Fortunately, adjusting soil pH is easy. Here’s what you need to know:


Measuring Soil pH

Before trying to adjust the pH of your soil, you’ll need to work out what its natural pH actually is. After all, if you’re lucky, it might just match up to what your new tree needs, meaning that no adjustments will be necessary.

The best way to measure soil pH is with a pH meter. These handheld devices are simple to use and there are some that are relatively inexpensive. There are a few DIY tests that you could try too, but they won’t be quite as accurate as an official pH meter.


Increasing Soil pH

If your soil is on the acidic side and you’re growing plants that prefer neutral or alkaline conditions, such as the Yucca Rostrata, then you’ll need to increase the pH of your soil.
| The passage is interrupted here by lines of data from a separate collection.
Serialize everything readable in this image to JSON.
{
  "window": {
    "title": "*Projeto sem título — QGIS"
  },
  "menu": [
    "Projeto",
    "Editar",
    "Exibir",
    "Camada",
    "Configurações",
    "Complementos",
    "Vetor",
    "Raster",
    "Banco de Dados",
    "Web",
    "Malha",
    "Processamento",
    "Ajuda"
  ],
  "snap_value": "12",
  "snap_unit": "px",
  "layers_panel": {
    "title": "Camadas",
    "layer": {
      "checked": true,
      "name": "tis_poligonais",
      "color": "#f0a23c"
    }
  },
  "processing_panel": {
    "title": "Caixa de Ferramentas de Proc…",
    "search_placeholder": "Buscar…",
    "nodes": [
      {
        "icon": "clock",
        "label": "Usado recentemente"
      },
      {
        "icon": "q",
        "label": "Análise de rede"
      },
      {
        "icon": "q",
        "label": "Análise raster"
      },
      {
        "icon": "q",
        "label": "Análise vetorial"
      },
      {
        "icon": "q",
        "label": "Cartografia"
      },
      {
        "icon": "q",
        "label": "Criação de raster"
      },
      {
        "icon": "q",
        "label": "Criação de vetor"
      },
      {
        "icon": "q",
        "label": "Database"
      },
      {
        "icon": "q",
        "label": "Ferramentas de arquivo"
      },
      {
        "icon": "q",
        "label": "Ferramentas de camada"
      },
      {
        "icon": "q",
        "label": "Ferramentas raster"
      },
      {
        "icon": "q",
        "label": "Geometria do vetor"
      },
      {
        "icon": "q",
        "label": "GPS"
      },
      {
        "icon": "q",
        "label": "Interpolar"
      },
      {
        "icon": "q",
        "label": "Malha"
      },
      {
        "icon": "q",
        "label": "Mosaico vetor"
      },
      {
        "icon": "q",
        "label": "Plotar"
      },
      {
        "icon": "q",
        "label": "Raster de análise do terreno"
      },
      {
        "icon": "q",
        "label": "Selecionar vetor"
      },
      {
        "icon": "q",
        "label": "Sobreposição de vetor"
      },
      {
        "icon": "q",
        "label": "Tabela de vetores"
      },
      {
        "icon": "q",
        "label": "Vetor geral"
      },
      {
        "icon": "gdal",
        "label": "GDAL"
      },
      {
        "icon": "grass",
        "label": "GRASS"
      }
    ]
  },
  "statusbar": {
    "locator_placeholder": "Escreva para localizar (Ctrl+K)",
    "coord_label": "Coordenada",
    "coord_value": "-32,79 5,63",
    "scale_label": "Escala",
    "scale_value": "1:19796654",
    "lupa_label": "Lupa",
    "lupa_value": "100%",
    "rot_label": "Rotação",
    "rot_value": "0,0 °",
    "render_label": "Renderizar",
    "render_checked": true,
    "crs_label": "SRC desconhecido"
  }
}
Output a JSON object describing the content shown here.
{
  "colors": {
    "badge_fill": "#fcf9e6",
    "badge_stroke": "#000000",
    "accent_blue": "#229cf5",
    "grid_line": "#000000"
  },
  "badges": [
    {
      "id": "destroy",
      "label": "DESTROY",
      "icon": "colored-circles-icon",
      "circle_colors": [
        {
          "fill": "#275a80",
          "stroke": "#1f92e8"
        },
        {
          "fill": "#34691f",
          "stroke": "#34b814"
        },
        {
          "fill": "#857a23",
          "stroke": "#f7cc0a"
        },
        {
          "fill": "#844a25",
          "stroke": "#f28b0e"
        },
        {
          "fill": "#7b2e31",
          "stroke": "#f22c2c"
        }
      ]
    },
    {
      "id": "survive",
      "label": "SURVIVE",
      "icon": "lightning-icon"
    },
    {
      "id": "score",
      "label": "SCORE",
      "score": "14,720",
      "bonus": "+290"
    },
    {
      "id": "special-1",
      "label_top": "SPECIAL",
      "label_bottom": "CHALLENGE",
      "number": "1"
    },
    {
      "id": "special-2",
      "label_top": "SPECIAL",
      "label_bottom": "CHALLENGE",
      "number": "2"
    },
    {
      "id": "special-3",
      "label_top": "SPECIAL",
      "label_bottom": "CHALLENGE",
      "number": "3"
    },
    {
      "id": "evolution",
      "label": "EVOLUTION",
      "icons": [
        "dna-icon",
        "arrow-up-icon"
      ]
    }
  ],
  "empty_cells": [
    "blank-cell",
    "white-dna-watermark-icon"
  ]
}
The easiest way to do this is by adding a form of lime to your soil, with ground agricultural limestone being a common amendment. Try to go for a product that’s as finely ground as possible – the smaller the particles, the faster they’ll be able to adjust the pH of your soil. It’s also important for your soil to be damp before you apply any lime, as moisture is needed for that important pH reaction to take place.


Decreasing Soil pH

If your soil is on the alkaline side of the scale and you need to acidify it, sulfur or aluminium sulfate will do the job for you. Sulfur takes a little time to work, whereas aluminium sulfate alters pH pretty much instantly.

Make sure that you follow the recommended guidelines of the product you purchase when it comes to application ratios, since overdoing it could end up causing more harm than good.


Can Lemon Juice or Vinegar Be Used to Decrease Soil pH?

Technically, yes, both lemon juice and vinegar will lower the pH of soil. However, both ingredients will also destroy the beneficial bacteria in your soil, not to mention create an inhospitable environment for beneficial insects. Plus, if either ends up splashing onto your plants, they could lead to severe burns.

It may be tempting to go with a DIY option, but, for best results, use one of the recommended methods above when trying to adjust your soil pH. Go slow and keep your pH meter to hand to track your progress – it’ll let you know once your soil pH is where you need it to be, after which you can plant your new tree without any concerns!